We never stripped the stalls (except the one horse in the 24 horse barn that made a complete mess every night). We bedded deeply. Cleaned all the wet spots completely everyday, and the manure of course. The trick to saving shavings is to let the shavings “pack” down in the non-pee spots. The pee goes through the top layer of shavings and is soaked up below. You have flick the dry bedding off the pee area, then clean out the wet bedding. Do not fluff up the bedding all over the stall. The packed shavings are very soft, dense and absorbent. I’d say the bedding was a firm 8-10" thick. We did bank the sides. Banking the sides is a huge time saver and I believe bedding saver. Instead of having to open a bag of shavings every day or so, we could just pull as much or little bedding as needed from the banks everyday. Add a new bag to the banks every third day or so.
This does NOT work in barns where the stalls are not mucked every day. It will not work if the person cleaning the stalls is not conscientious about this method. It works better if the same horse uses the same stall everyday because you can guestimate where the wet spots are. It takes a bit of time for the shavings to compress when you first start. And a lot of shavings until they compress.
I use this method at home when horses are in for an extended time. Mine are typically only in when the vet or farrier come so it’s not necessary to keep any bedding in the stalls.
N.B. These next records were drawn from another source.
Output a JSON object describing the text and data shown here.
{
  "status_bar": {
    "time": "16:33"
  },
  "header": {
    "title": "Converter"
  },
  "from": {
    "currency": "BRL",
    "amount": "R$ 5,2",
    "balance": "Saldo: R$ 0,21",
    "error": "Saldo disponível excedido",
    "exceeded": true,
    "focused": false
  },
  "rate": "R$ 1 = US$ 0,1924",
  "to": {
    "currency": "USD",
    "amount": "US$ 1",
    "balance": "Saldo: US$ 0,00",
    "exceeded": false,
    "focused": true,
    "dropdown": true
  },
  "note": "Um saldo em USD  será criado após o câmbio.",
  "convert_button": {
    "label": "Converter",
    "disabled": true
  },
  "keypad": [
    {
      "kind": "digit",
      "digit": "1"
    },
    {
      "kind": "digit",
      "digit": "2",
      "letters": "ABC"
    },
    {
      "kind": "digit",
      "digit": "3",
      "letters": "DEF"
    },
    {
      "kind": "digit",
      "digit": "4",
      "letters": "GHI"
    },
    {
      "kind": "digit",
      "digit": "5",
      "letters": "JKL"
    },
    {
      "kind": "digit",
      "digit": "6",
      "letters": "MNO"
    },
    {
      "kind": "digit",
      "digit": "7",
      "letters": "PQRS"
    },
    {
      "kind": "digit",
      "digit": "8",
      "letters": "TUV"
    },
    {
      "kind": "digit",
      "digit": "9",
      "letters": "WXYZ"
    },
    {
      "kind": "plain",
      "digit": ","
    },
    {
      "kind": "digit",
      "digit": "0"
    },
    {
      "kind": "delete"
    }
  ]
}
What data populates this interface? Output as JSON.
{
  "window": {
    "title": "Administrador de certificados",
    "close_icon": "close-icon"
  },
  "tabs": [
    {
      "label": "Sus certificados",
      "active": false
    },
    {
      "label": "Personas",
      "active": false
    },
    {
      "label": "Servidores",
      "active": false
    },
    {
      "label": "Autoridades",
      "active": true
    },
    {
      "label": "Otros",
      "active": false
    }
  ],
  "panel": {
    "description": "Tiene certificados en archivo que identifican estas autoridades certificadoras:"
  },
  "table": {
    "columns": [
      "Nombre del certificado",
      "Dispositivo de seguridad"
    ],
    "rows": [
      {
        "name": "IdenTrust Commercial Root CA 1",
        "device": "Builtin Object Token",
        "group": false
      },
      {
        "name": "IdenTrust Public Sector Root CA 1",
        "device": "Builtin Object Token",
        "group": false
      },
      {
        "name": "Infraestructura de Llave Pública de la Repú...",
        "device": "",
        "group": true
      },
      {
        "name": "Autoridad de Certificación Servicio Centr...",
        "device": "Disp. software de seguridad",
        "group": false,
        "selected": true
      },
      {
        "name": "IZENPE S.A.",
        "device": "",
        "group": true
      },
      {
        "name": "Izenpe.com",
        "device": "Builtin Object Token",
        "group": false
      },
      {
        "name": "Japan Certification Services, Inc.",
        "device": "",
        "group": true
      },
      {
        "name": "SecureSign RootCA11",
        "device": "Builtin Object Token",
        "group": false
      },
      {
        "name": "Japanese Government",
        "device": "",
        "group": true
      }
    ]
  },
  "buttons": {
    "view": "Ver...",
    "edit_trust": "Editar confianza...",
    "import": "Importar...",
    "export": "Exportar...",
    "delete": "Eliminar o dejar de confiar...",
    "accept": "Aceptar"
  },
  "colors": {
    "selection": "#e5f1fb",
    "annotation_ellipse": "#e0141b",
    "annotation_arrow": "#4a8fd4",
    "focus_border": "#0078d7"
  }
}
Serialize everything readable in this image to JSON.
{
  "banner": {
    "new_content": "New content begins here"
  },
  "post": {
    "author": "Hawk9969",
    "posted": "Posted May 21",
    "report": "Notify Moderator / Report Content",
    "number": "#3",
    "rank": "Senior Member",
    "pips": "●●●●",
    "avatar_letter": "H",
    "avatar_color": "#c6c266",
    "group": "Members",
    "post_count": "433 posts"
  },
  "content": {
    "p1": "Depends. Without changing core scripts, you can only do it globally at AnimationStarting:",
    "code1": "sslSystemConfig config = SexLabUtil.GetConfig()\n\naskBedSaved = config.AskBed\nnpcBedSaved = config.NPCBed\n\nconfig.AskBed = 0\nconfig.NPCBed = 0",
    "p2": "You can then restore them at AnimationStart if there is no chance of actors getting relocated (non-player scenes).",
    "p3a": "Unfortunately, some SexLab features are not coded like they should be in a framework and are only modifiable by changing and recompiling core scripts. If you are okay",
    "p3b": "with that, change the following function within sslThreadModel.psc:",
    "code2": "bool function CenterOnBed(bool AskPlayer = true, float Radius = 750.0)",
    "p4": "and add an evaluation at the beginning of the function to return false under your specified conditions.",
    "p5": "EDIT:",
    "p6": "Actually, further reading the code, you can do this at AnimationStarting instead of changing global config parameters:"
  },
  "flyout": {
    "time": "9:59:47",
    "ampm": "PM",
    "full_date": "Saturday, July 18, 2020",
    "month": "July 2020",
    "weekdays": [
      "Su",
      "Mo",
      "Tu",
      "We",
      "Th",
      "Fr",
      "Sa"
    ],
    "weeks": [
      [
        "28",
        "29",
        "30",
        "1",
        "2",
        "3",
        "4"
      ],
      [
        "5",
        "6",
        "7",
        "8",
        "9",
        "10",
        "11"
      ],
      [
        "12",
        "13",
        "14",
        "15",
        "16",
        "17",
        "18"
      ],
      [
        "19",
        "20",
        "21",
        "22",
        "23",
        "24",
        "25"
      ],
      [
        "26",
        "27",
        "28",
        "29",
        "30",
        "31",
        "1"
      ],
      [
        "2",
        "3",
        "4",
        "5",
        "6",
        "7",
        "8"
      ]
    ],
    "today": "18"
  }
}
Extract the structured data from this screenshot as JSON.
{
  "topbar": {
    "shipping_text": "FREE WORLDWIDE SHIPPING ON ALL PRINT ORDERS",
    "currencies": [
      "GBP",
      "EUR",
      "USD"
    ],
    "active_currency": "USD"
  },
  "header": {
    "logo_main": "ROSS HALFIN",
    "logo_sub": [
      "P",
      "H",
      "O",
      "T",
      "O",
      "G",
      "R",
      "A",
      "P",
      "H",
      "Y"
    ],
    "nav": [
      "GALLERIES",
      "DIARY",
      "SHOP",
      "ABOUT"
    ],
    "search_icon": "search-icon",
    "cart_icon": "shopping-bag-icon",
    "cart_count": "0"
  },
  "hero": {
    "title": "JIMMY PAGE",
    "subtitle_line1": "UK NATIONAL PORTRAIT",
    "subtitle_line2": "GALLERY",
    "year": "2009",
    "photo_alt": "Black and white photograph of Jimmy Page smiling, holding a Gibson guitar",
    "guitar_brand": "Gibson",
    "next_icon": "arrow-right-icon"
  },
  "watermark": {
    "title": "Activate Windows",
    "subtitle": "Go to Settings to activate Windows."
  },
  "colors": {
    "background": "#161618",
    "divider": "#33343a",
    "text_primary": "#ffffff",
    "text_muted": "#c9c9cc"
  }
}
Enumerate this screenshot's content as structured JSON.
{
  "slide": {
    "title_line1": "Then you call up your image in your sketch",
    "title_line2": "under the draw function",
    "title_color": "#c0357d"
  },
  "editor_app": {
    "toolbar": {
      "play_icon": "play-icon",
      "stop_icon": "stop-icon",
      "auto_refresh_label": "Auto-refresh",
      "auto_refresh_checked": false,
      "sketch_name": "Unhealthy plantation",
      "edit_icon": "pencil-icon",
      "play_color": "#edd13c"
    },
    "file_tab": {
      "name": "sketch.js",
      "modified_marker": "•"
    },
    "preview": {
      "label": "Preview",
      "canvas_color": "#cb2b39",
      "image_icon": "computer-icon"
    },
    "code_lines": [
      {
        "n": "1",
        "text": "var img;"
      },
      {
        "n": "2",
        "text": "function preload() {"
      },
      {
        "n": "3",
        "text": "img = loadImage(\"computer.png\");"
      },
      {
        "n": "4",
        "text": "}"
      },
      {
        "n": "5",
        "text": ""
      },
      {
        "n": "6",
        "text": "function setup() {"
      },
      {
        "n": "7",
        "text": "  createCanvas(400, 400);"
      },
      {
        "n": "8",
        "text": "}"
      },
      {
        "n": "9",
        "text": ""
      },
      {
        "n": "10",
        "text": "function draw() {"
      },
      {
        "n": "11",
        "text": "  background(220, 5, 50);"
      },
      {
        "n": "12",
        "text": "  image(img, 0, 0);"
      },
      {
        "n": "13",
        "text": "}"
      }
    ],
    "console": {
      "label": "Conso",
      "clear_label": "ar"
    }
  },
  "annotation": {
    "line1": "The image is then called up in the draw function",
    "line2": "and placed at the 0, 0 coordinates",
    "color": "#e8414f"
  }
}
As for mats, they have to be maintained just like any other stall floor. I don’t mean to gross anyone out, but the reality in many areas-rats. Rats think mats are fantastic roofs. They tunnel, burrow and nest. They think mats were made for them. Close to food, relatively warm, usually the ground below is easy for a rat to make a tunnel. It’s not the sign of poorly run barn to have rats move in. Well run barns just know that the mats have to be periodically removed and the ground below them de-ratted, leveled etc. As far as I can tell the only way to not have rats in some areas is poison. Hate that option for many many reasons. Maybe a jack russell pack. If you don’t maintain the mats they dip, curl and become treacherous. Even on concrete you have to flip them occasionally, and urine can build up between each mat.
As many have already said dirt/clay floors are not maintenance free either. Once a wet spot starts to make a low spot, it just keeps growing. You try and get the wet out, scrape a little of base out, the low spot grows, it’s really hard to stop without major rework and serious tamping.
I’ve heard from someone using the plastic grids that they are very difficult. She said tey don’t drain well after poop, urine and bedding get down to the gravel and plug up the drainage. The grid catches the tines of manure forks, the grids rub hocks and elbows. I’ve never been at a stable that used these though.
I’ve never used stall mattresses nor stall skins. They might be perfect.
All this maintenance - ugh. Horses should be out as much as possible for them and for us.